Back in 1994, IOC member Dick Pound declared the only way Salt Lake City’s bid for the 2002 Winter Olympic Games would lose to Quebec City was because Utah’s capital had “no more rabbits to pull out of the hat”. Yup, I know – bless Dick for thinking that’s how Olympic bids are won.
Working on more conventional lines, however, the Salt Lake City bid president and his senior vice-president shipped $1,200 worth of rabbits (trivia buffs may care to know that amounted to 12 rabbits) to Pound. Dick and his wife declined to accept the rabbits, though other IOC members were rather less circumspect about receiving certain deliveries/land deals/IOUs for full college tuition for their kids. Naturally, Salt Lake City did end up winning.

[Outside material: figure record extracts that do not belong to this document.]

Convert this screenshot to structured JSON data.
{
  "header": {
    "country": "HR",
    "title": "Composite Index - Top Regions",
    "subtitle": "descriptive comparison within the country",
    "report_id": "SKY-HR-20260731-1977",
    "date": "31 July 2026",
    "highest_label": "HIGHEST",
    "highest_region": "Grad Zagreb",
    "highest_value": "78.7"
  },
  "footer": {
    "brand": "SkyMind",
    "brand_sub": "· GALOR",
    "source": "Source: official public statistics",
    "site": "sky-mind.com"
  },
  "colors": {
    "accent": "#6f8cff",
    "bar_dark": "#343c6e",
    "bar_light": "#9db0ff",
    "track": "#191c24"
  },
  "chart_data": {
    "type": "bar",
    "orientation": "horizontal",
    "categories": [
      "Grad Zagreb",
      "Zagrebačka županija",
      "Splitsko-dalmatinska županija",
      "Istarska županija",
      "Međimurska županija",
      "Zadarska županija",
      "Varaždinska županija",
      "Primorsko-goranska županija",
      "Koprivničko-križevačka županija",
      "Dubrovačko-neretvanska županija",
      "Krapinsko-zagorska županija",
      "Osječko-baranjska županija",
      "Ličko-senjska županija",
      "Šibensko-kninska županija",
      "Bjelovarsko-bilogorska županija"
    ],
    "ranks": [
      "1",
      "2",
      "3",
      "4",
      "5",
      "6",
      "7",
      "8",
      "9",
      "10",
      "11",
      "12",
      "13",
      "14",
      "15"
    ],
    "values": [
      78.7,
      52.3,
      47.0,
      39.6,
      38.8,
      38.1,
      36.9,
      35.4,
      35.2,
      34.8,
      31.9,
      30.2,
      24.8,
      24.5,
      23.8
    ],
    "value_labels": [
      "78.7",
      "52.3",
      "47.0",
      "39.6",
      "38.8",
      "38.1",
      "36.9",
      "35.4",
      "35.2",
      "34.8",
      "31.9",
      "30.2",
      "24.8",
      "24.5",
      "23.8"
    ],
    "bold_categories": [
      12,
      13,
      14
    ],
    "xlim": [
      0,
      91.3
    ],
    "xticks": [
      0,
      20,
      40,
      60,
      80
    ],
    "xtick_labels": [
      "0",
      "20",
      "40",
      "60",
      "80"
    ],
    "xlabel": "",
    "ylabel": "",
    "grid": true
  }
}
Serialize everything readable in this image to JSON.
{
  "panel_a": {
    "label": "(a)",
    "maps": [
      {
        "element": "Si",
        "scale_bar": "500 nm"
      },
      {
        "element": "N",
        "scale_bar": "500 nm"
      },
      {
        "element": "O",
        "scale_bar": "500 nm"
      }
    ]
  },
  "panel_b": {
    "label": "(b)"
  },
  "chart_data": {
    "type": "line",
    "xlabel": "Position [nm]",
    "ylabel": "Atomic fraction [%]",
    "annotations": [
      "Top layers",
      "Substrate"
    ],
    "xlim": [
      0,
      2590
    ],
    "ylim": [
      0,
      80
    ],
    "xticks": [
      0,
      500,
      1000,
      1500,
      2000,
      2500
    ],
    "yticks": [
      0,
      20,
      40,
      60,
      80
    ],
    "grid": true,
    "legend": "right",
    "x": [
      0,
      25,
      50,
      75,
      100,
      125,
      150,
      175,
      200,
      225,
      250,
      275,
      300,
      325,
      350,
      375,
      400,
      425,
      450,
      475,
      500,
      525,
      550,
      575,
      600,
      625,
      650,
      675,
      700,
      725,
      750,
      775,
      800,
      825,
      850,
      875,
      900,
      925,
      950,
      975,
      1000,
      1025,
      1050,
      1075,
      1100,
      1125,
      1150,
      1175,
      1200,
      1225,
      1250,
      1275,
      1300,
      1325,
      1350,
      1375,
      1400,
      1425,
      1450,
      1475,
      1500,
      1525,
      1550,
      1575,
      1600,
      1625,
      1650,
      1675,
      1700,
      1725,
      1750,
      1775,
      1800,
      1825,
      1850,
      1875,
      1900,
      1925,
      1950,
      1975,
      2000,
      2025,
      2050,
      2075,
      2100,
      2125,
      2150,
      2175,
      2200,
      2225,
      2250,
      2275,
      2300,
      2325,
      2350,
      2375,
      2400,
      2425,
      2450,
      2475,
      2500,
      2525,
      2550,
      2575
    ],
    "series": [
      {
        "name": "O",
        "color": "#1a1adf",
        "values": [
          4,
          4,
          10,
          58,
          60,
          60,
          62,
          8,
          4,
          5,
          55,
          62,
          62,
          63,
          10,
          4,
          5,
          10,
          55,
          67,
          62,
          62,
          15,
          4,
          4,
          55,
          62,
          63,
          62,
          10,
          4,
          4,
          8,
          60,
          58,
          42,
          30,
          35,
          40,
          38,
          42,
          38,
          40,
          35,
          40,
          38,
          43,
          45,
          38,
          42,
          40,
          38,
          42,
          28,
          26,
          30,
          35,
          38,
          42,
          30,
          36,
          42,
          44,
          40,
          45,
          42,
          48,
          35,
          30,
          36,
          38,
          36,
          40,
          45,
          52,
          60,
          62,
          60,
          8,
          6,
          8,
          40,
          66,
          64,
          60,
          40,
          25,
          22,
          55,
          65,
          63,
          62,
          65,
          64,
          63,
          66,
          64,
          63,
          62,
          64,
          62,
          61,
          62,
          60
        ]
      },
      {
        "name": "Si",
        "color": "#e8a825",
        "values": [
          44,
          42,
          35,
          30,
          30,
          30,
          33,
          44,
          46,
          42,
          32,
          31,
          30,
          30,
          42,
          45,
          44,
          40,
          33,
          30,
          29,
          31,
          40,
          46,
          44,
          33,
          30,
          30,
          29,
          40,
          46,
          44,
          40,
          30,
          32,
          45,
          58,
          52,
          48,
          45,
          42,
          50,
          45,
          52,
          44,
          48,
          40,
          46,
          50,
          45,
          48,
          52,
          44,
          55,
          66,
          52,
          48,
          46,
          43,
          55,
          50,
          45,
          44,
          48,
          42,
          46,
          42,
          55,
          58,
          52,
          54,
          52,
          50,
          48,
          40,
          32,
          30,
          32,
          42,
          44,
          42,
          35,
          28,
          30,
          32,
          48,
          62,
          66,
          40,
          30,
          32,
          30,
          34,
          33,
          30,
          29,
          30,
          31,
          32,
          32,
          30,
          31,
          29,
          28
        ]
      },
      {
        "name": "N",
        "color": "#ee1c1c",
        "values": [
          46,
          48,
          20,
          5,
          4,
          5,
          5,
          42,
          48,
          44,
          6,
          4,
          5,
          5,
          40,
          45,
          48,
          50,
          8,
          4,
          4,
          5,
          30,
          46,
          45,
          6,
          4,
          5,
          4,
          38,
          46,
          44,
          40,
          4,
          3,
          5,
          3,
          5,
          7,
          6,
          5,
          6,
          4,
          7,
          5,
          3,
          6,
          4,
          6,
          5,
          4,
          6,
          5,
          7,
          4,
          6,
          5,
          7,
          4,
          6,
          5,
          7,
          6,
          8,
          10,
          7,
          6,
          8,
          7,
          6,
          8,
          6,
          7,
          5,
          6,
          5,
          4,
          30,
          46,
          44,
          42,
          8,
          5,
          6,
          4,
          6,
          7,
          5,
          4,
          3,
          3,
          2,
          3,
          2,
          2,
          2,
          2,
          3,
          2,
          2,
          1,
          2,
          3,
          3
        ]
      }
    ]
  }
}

But let’s fast forward to the present day, where that episode has inspired two observations. The first is that the bottom really seems to have dropped out of the rabbit market. The second is that with just over seven months to go before the vote to award the 2024 summer Games, Olympicologists are apparently judging Paris to be slightly ahead of rival cities Budapest and Los Angeles. Consequently, the moment to appeal to the timeworn sensibilities of the International Olympic Committee is very much now.
Imagine the fury in France and Hungary, then, to learn that their chance to drop billions they don’t have on a cheat-corrupted security nightmare has been totally rabbited by the United States. The Donald Trump administration’s order to ban citizens from seven Muslim-majority nations from entering the United States is what’s known in the trade as IOC-nip.
On even the most basic level, it wouldn’t be an Olympics in Los Angeles if a load of countries didn’t show up. Admittedly, that diminished turnout was previously effected by means of a worldwide Great Depression (1932) and then a boycott (1984) – but presumably the Trump administration thought they’d achieve the same magic via other means. After all, I’ll bet they can’t even envisage a situation in which Russia wouldn’t attend in 2024.
I can. But that’s another column. The main point is that these days, nothing says “come and get it” to the IOC as enticingly as making like an autocracy. Unless your bid city binder contains thoughtful artist impressions of the various human rights abuses you will be enacting before, during and after your putative Games, then you have simply failed to look sufficiently modern to be in with a shout of hosting.
For the IOC – whose motto is Citius, Altius, Faustus – the news of an immigration ban should do nothing but burnish the standing of the Los Angeles bid. The city’s mayor may have accused Trump of “fanning the flames of hatred” – but one man’s flames of hatred are another’s flames of desire. The immigration ban is quite simply the clearest indication that Trump wants this Olympics since the telephone conversation he had with the IOC president, Thomas Bach, a few weeks after being elected. During that call, his team said he voiced his strong support for an LA Games (and presumably informed Bach in which events Trump would personally like to be taking gold.
Of course, the IOC is playing its cards close to its chest on the ban. As things stand, were an LA Games to happen tomorrow, any athletes from Iraq, Iran, Libya, Somalia, Sudan, Syria and Yemen would be unable to enter the United States to compete – and you wouldn’t hold out much hope for the Olympic Refugee Team either, despite its much-praised debut in Rio.
But the IOC’s official statement on the ban is exquisitely brief: “The IOC does not comment on the politics of sovereign countries.” Aww – except you so do. You do it in the most eloquent and explicit way possible: every single time you award your corruption-enabling, reputation-laundering mega-event to places like China and Russia, despite brutal repression of democracy protests or anti-gay laws, or any of the other things that you’d think might be a no-no given the old “Olympic ideals”, but turn out not to meaningfully trouble either you or your sponsors in the event. You then do a masterful line in avoiding questions about it.
For some, the fact that Trump ordered the ban in the very week LA 2024 had been expected to submit its candidacy paperwork is judged a setback. We must envy their optimism but bear in mind idealism as far as the IOC goes is – almost without exception – misplaced. Look at the form book. Once you’ve awarded a Games to a guy who used them as a curtain raiser for an invasion of the Crimea, you’re probably able to live with the fact a Syrian butterfly swimmer is never going to see LAX.
Clearly the Paris bid would roar right back into pole position in the event of a Marine Le Pen victory in the French presidential elections. But barring that, it’s suddenly all looking like very much LA’s Olympic Games to lose.